Waapah! Swoopah! Thanks, Eric!

Comments

  1. I knew of sandbag – in a more general sense – from Harry Turtledove, who uses the word enough I eventually looked it up in that context.

    My favorite, not listed, is “chossy” – an area with a lot of loose rock, dangerous to climb on. Apparently, the etymology is via a jocular spelling pronunciation of “chaos”. I’ve spent months of my fairly sedentary life trying to work that word into conversation.

  2. George Grady says:

    “Sandbagging” is a term commonly used in poker to mean acting as if your is much worse than it actually is (the opposite of a “bluff”, where you act as if your hand is much better than it actually is). It goes back to at least Oswald Jacoby’s “On Poker” from 1940. It’s spread to many sporting contexts since then, with essentially the same meaning. There was a big scandal at the London Olympics because of sandbagging in the badminton events.

  3. I understood sandbagging to come from Prohibition bootlegger slang, and from there into stock car racing. Bootleggers fooled agents watching them by driving apparently flat-out, with no booze on board but sandbags in the trunk. Dropping the sandbags they could then go much faster than the agents expected and get to secret locations. That’s a rough explanation but I think it’s about right, and long predates widespread surfing culture.

  4. Sandbagging is used in George’s sense in more contexts. At Yahoo (and I’m assuming Marissa Mayer brought it from Google), sandbagging is declaring too easy goals for the quarter/year (as if placing sand bags on your performance rating in case things fail unexpectedly), making your achievement rate very high. This is penalized/shamed.

  5. ‘gaper’ for a neophyte goes back further than the 90s.. we were using it in the 70s in South Africa.
    A ‘gaper pad’ was a blue foam pad for sleeping on the ground. Real Mountaineers slept on the bare ground or rock, ‘gapers’ used the foam pads. ‘Gapers’ wandered around in open-mouthed wonderment at the landscape, etc. This usage wasn’t known in NC backpacking/mountaineering circles during the 90s. I didn’t hear the term again until this century, in skiing parlance. The blue foam pads showed up in the 70s if memory serves, which gives an earliest possible date at least.

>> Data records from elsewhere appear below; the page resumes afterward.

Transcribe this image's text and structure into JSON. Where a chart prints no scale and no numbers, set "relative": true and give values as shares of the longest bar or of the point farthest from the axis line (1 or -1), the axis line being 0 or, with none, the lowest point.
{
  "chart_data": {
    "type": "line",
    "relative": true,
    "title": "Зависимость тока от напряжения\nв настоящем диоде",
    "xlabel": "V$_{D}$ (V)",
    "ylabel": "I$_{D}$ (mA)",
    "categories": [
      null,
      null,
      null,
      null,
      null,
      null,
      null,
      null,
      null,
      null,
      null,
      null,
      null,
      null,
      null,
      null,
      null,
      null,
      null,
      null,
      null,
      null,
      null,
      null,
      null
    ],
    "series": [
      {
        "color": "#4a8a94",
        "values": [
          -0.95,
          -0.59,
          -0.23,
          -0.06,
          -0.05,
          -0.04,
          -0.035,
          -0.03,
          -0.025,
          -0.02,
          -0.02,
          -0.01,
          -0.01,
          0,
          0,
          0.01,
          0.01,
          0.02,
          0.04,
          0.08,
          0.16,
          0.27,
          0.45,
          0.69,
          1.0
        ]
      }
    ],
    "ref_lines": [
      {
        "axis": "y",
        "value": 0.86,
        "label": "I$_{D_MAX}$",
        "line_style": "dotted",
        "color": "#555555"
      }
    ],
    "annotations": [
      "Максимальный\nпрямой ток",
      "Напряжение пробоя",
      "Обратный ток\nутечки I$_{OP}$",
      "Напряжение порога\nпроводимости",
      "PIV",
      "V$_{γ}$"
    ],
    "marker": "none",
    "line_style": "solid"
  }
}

    Best I can do for a citation is a book published in 2003,
    goo.gl/ThxRtN

    ‘sandbagging’ is also common in endurance sports, meaning to deliberately under-perform in minor competitions or training, in order to surprise the competition in the goal race. I’m fairly sure this and the other meanings mentioned here pre-date the climbing usage, an interesting question.

  6. Robert V Hutchinson says:

    Given how many other terms it’s borrowed from poker, I’m sure that’s also how “sandbagging” entered Magic: the Gathering slang, but strangely, there it specifically means to not play a card even though one could. The two most common cases:

    Sandbagging a land card late in the game, to make one’s opponent believe you might be holding a useful spell instead, and

    Sandbagging a creature card when one is already handily winning the creature war on the battlefield, so as to have insurance against a “destroy all creatures” effect.